Holy Sh-t, We've Been Gaslit... The G-Spot Isn't Real?!
WTF
In a recent report, Cosmopolitan has addressed a sexual pleasure issue that the media accidentally took too far. According to a few sex and feminine health experts, the G-Spot is not a real “spot.”
Admitting it was partially at fault, the publication opened with misconceptions it mistakenly shared, due to being misinformed itself. However, today, the publication — along with a few experts — shared research revealing what the G-Spot actually is: a pleasure center.

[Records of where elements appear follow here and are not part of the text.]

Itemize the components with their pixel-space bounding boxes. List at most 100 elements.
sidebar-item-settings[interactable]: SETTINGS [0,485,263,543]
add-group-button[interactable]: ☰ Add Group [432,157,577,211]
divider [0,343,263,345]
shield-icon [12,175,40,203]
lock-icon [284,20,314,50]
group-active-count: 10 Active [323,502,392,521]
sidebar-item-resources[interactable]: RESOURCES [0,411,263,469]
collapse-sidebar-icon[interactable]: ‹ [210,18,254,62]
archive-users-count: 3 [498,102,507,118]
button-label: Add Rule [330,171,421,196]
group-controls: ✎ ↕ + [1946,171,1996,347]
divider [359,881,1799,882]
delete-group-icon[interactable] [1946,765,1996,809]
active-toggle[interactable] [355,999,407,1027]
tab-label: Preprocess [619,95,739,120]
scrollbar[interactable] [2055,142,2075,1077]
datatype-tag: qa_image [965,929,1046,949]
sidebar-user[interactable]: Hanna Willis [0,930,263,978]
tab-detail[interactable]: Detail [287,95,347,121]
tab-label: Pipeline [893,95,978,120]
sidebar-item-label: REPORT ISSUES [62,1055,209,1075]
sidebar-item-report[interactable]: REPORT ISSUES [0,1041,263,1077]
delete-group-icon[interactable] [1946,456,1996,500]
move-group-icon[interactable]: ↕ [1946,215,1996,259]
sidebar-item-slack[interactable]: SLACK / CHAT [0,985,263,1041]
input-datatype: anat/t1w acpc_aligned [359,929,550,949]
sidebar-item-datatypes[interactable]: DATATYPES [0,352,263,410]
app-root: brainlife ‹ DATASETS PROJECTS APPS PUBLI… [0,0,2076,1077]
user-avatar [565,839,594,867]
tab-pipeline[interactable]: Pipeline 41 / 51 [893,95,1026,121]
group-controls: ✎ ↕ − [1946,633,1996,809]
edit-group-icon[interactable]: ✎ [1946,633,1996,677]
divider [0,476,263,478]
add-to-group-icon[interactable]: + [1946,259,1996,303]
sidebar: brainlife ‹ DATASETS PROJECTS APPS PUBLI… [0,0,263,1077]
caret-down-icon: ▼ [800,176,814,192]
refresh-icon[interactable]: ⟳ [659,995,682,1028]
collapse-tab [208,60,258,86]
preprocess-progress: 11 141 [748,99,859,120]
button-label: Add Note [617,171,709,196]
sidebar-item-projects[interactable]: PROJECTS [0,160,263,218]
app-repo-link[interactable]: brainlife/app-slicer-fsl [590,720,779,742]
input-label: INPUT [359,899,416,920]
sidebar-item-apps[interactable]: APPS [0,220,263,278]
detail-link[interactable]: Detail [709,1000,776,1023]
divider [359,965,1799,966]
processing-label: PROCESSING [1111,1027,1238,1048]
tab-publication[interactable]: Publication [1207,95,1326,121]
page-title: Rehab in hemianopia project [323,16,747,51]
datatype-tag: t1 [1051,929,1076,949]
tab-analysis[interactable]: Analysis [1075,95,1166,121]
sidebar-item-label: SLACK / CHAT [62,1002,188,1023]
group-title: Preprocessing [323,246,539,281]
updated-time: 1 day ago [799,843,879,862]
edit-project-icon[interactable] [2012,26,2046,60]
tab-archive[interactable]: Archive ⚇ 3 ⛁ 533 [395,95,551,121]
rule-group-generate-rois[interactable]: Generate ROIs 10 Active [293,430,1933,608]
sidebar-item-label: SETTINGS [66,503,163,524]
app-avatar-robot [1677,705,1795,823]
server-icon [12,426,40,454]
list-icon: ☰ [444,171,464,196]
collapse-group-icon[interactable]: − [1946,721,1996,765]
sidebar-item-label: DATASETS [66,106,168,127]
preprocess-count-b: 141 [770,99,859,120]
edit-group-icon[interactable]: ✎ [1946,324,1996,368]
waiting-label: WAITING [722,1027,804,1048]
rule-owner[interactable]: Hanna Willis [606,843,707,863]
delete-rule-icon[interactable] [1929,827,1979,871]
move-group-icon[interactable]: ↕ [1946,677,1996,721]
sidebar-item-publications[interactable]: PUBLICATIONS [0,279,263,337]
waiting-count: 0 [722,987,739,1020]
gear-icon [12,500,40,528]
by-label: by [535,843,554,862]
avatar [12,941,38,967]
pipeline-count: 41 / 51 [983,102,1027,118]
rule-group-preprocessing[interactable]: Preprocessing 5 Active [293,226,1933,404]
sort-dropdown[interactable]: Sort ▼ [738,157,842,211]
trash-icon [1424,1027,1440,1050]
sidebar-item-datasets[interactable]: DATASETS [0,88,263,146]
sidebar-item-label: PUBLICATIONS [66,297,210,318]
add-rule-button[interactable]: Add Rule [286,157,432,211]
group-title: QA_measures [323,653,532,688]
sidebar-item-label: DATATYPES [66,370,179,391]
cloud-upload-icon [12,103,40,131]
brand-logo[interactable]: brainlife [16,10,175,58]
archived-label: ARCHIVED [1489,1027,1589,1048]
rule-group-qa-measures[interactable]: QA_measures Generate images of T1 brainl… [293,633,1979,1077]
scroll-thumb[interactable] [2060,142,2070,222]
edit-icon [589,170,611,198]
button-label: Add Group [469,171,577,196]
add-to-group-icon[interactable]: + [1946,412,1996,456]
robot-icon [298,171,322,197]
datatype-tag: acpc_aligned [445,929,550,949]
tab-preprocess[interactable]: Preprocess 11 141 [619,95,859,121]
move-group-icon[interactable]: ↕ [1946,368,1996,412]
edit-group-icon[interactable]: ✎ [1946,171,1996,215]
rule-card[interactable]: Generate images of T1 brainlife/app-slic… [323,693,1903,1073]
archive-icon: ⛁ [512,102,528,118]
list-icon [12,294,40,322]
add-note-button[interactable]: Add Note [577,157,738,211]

“Beverly Whipple, PhD. and a team of researchers officially coined the term “G-spot” in the early ’80s,” shared the publication. It referred to a “sensitive, small bean,” that provided pleasure, but “they didn’t mean it was a spot spot.” Even all research conducted that claims to have found a G-Spot, was actually describing it as “a bundle of nerves,” never once feeling a physical button-like “spot.” One last expert closed, “It’s not like pushing an elevator button or a light switch,” Barry Komisaruk, PhD, a neuroscientist at Rutgers University said. “It’s not a single thing.”
However, somewhere down the line and several publications later, sexual wellness brands and experts misconstrued it as an actual spot, creating an entire industry of appeasing something that they had all wrong. From G-Spot massagers to penetrative machines aiming to hit the “spot,” the style of product accrues millions each year.
But don’t be alarmed — Whipple has a word: “Women are capable of experiencing sexual pleasure many different ways,” Whipple said to the publication in their recent conversation. “Everyone is unique.”